Oleksandr Dmytriev, autor y jefe del proyecto OCHI, asesor del comandante de las Fuerzas Terrestres de Ucrania, afirmó que los drones FPV ucranianos aumentan significativamente la eficacia de los ataques a objetivos enemigos. Según él, estos drones ya prestan apoyo activo a la artillería, y algunos de ellos podrán utilizarse como defensa aérea (ADF) en el futuro, destruyendo aeronaves enemigas.
Ejemplos recientes demuestran que Ucrania se está adaptando rápidamente a los nuevos desafíos en el campo de batalla. Uno de los casos más notables fue el derribo por parte de un dron FPV ucraniano de un dron de reconocimiento ruso ZALA Lancet. Este éxito se logró gracias al alto nivel de entrenamiento de la tripulación y al trabajo concentrado en el campo de batalla.
Los drones ucranianos han demostrado repetidamente su capacidad para atacar no solo objetivos terrestres. En agosto de 2024, una unidad especial del SBU destruyó un helicóptero ruso Mi-28 utilizando un dron FPV. Este caso sigue siendo único hasta la fecha, pero el aumento de las capacidades de los drones sugiere que podría haber más operaciones de este tipo en un futuro próximo.
Oleksandr Dmytriev confía en que este año los drones ucranianos podrán contrarrestar activamente a las fuerzas aéreas enemigas. El uso de drones para destruir objetivos aéreos podría ser una etapa importante en el desarrollo de la defensa ucraniana.
El ejército ucraniano también trabaja en la modernización de armas antiguas con tecnología de vanguardia. Según Forbes, especialistas ucranianos utilizan desarrollos secretos de la Segunda Guerra Mundial para crear bombas no tripuladas. Una de estas soluciones innovadoras es un detonador con sensor láser, que permite activar la bomba con precisión a una distancia determinada del objetivo.
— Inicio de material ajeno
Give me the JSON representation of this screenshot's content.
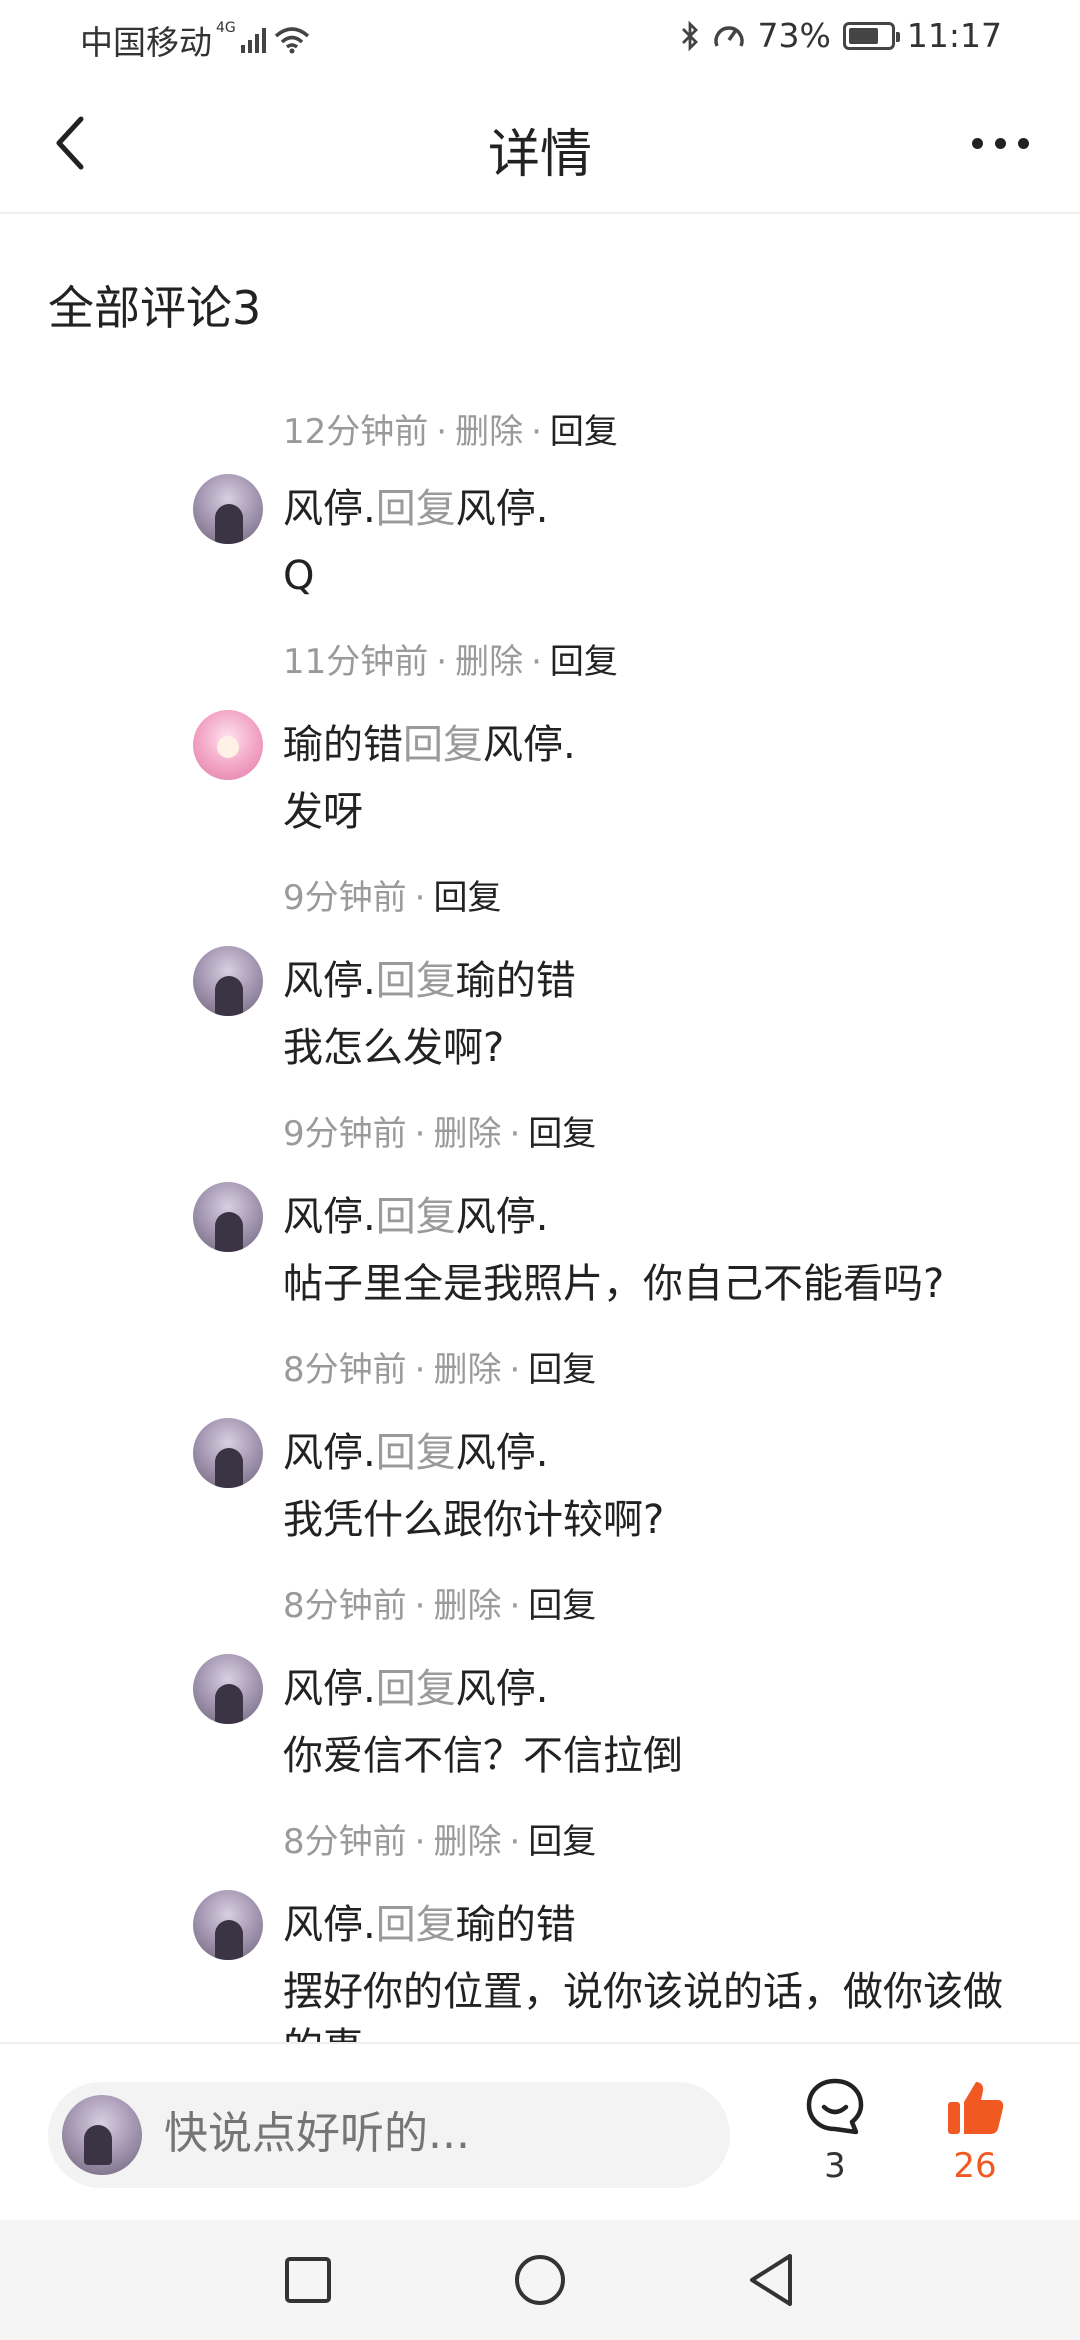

Además, las Fuerzas Armadas de Ucrania presentaron recientemente un nuevo dron, el Dragón, con un mecanismo de acción único. Este dron no lanza granadas ni impacta contra un objetivo con explosivos, como la mayoría de los drones de ataque, sino que dispersa termita sobre las posiciones enemigas (una mezcla de aluminio y óxido de hierro que produce un efecto incendiario). Este enfoque permite destruir eficazmente el equipo y la fuerza de combate del enemigo.